On a eu des conversations intéressantes. Et, écoutez, ça a été constitué en corporation, comme le disait le confrère de Rousseau, le 20 octobre 1910. Alors, ça fait au-dessus de 100 ans. Et, au début, les actions valaient 10 $ chacune. Il y en a pour maintenant 3 952 en circulation. Et les actions valent 48,21 $ chacune maintenant. Alors, c'est tout ça qui va se transporter dans une compagnie à but non lucratif qui va continuer, comme mon confrère le député d'Huntingdon le disait, à faire participer la population à des activités de loisir, des activités sociales, surtout des expositions que l'on veut agricoles, comme dans ma Beauce, l'exposition de Saint-Isidore qui est une grosse exposition agricole, de machinerie, de bétail, un concours de vaches, un peu comme à La Pocatière, un peu comme un peu partout dans chaque région du Québec où l'agriculture prend une importance certaine. Alors, le Livestock Breeders Association va pouvoir continuer à faire ses expositions et à intéresser la population au bétail comme tel. Quand on parle de bétail, ça peut partir du lapin, aller jusqu'au boeuf, ou au cheval, ou tout un éventail d'élevage qui peut survenir au Québec, l'élevage de cailles, de poules, etc.

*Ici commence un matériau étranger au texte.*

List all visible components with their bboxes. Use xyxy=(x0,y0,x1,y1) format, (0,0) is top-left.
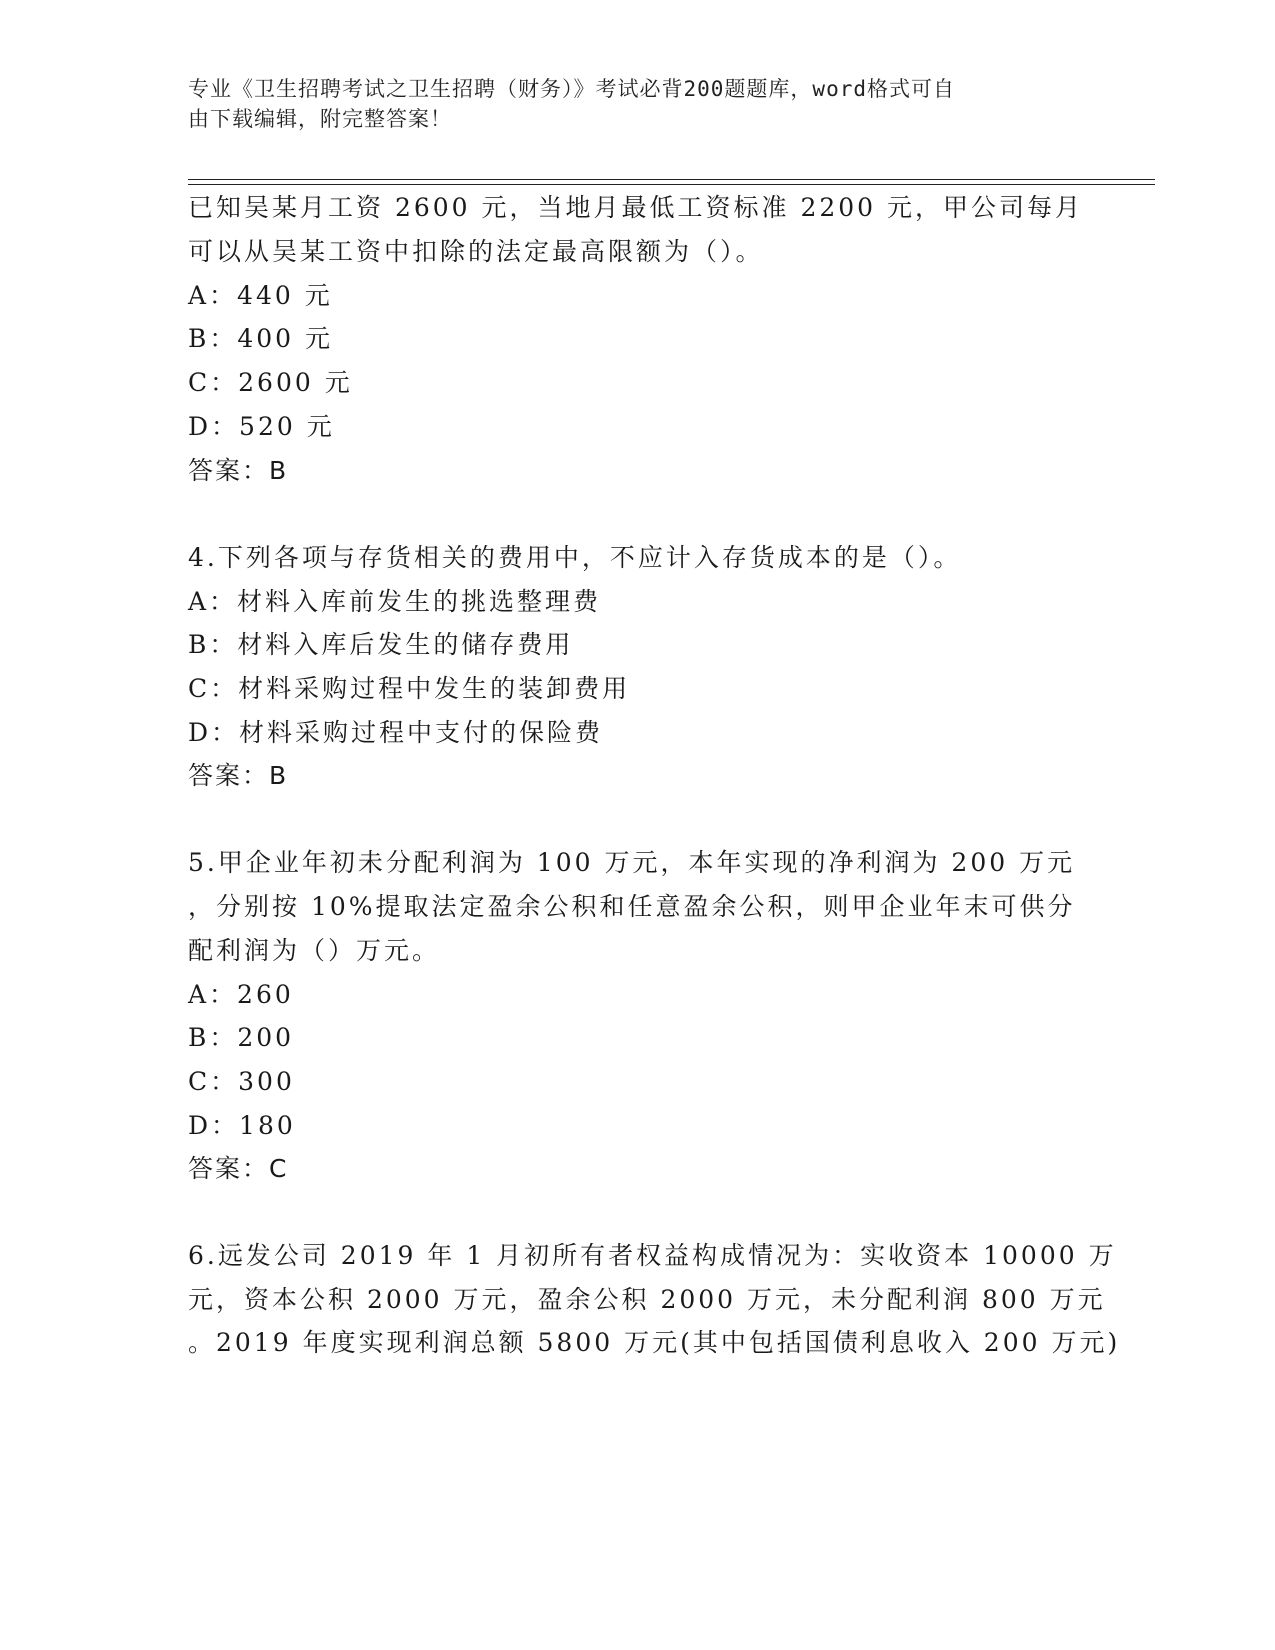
q3-option-b: B：400 元 xyxy=(188,324,334,353)
q5-stem-line-2: ，分别按 10%提取法定盈余公积和任意盈余公积，则甲企业年末可供分 xyxy=(188,892,1076,921)
q3-option-c: C：2600 元 xyxy=(188,368,353,397)
q6-stem-line-2: 元，资本公积 2000 万元，盈余公积 2000 万元，未分配利润 800 万元 xyxy=(188,1285,1106,1314)
document-header xyxy=(188,74,1068,134)
header-divider-top xyxy=(188,179,1155,180)
q5-option-a: A：260 xyxy=(188,980,294,1009)
header-line-2: 由下载编辑，附完整答案！ xyxy=(188,107,452,131)
q5-option-c: C：300 xyxy=(188,1067,295,1096)
q5-option-b: B：200 xyxy=(188,1023,295,1052)
q4-option-d: D：材料采购过程中支付的保险费 xyxy=(188,718,604,747)
q3-stem-line-2: 可以从吴某工资中扣除的法定最高限额为（）。 xyxy=(188,237,764,266)
q6-stem-line-1: 6.远发公司 2019 年 1 月初所有者权益构成情况为：实收资本 10000 万 xyxy=(188,1241,1117,1270)
q5-answer: 答案：C xyxy=(188,1154,289,1183)
q3-option-a: A：440 元 xyxy=(188,281,333,310)
header-line-1: 专业《卫生招聘考试之卫生招聘（财务）》考试必背200题题库，word格式可自 xyxy=(188,77,955,101)
q3-answer: 答案：B xyxy=(188,456,289,485)
q5-option-d: D：180 xyxy=(188,1111,296,1140)
header-divider-bottom xyxy=(188,184,1155,185)
q4-option-a: A：材料入库前发生的挑选整理费 xyxy=(188,587,602,616)
q3-option-d: D：520 元 xyxy=(188,412,335,441)
q5-stem-line-1: 5.甲企业年初未分配利润为 100 万元，本年实现的净利润为 200 万元 xyxy=(188,848,1076,877)
q4-answer: 答案：B xyxy=(188,761,289,790)
q6-stem-line-3: 。2019 年度实现利润总额 5800 万元(其中包括国债利息收入 200 万元) xyxy=(188,1328,1121,1357)
q5-stem-line-3: 配利润为（）万元。 xyxy=(188,936,441,965)
q3-stem-line-1: 已知吴某月工资 2600 元，当地月最低工资标准 2200 元，甲公司每月 xyxy=(188,193,1084,222)
q4-stem-line-1: 4.下列各项与存货相关的费用中，不应计入存货成本的是（）。 xyxy=(188,543,962,572)
q4-option-b: B：材料入库后发生的储存费用 xyxy=(188,630,574,659)
q4-option-c: C：材料采购过程中发生的装卸费用 xyxy=(188,674,631,703)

Alors, longue vie à cette future société à but non lucratif, et félicitations à M. Blair, McCaig et M. Rember! Merci, M. le Président.

• (17 h 10) •

Le Vice-Président (M. Ouimet) : Alors, merci à vous, M. le député de Beauce-Nord pour cette intervention. Y a-t-il d'autres intervenants?

Mise aux voix

Sinon, le projet de loi n° 223, Loi concernant la continuation de Sous les Auspices de l'association des éleveurs de bétail du district de Beauharnois inc., est-il adopté?

Des voix : Adopté.

Le Vice-Président (M. Ouimet) : Adopté. Pour la suite des choses, M. le leader adjoint du gouvernement.

Ajournement

M. Tanguay : M. le Président, je fais motion pour ajourner nos travaux au jeudi 1er juin 2017, à 9 h 40.

Le Vice-Président (M. Ouimet) : Très bien. Alors, cette motion est-elle adoptée?

Des voix : Adopté.

Le Vice-Président (M. Ouimet) : Adopté. En conséquence, nous ajournons nos travaux à demain, 9 h 40. Merci. Bonne fin de journée.